Wenn ein neuer Buchladen aufmacht, gerade in dieser schweren Zeit, ist das ein Grund zur Freude! Ein großer Grund zur Freude! Wir sprechen heute über das „Kohsie“, vielleicht von engl. „cozy“ (= gemütlich, heimlig) in der Kleinen Marktstraße 7, das seit dem 16. April geöffnet hat. Ist das also ein hyggeliges Buchparadies in Halle? Schaut ganz so aus!

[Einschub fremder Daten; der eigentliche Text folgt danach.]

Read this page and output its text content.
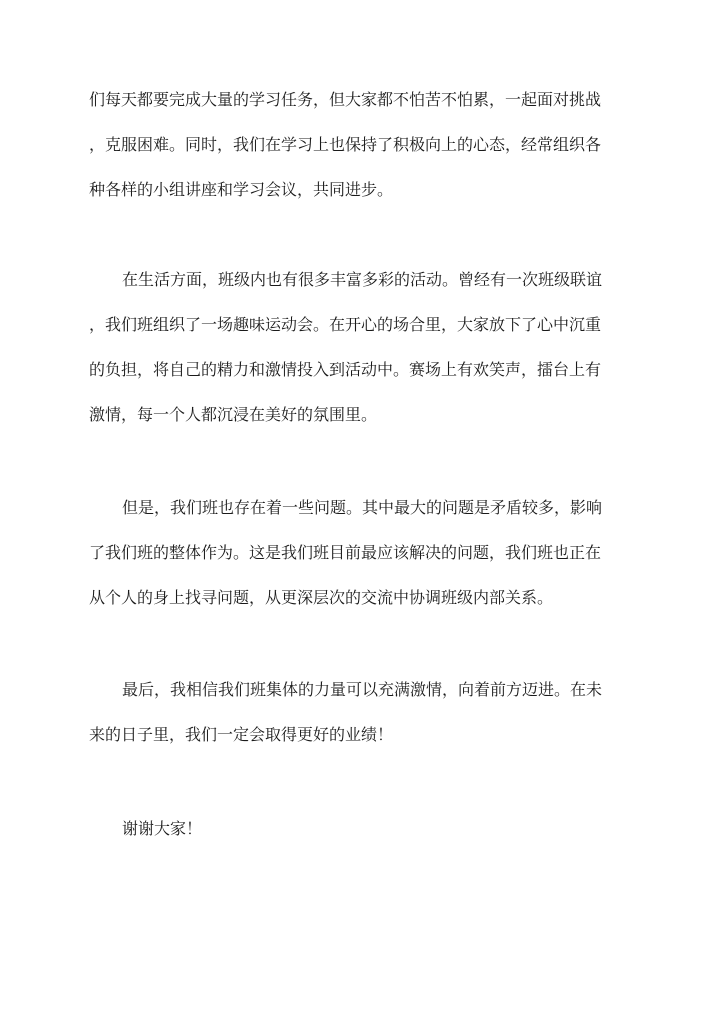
们每天都要完成大量的学习任务，但大家都不怕苦不怕累，一起面对挑战

，克服困难。同时，我们在学习上也保持了积极向上的心态，经常组织各

种各样的小组讲座和学习会议，共同进步。

在生活方面，班级内也有很多丰富多彩的活动。曾经有一次班级联谊

，我们班组织了一场趣味运动会。在开心的场合里，大家放下了心中沉重

的负担，将自己的精力和激情投入到活动中。赛场上有欢笑声，擂台上有

激情，每一个人都沉浸在美好的氛围里。

但是，我们班也存在着一些问题。其中最大的问题是矛盾较多，影响

了我们班的整体作为。这是我们班目前最应该解决的问题，我们班也正在

从个人的身上找寻问题，从更深层次的交流中协调班级内部关系。

最后，我相信我们班集体的力量可以充满激情，向着前方迈进。在未

来的日子里，我们一定会取得更好的业绩！

谢谢大家！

Ich bin nicht als Fachbesucher gekommen, dazu bin ich auch schon zu lange aus dem Buchhandel raus. Aber ich denke, wenn ich mit den Augen meiner alten Chefin, nennen wir sie Frau Glocke, durch den Laden gegangen wäre, hätte sie ein, zwei Dinge zu nörgeln gehabt. Diese sind mir natürlich auch aufgefallen. Aber davon wollen wir nicht reden. Was Frau Glocke aber gefallen hätte, dass wäre das geschmackvolle Ambiente gewesen. Für einen kleinen Buchladen ist der Raum wirklich ideal: Es gibt ein unteren Teil mit Sitzgelegenheiten und Wohnzimmeratmosphäre, eine Treppe führt hinauf, es folgt der eigentliche Laden mit Buchregalen und Auslagen fast wie auf einer Galerie und der zweite Eingang ist als Ausgang in Coronazeiten natürlich wichtig. Der ersten Eindruck ist als hell, gemütlich, die Begrüßung als herzlich zu beschreiben. Das Besondere am Kohsie ist aber nicht nur das Ambiente, sondern auch sein Programm: Der Laden möchte Bücher „ausnahmslos weiblicher und diverser Autor*innen aller Kontinente im festen Sortiment“ anbieten. Gab es das nicht schon einmal?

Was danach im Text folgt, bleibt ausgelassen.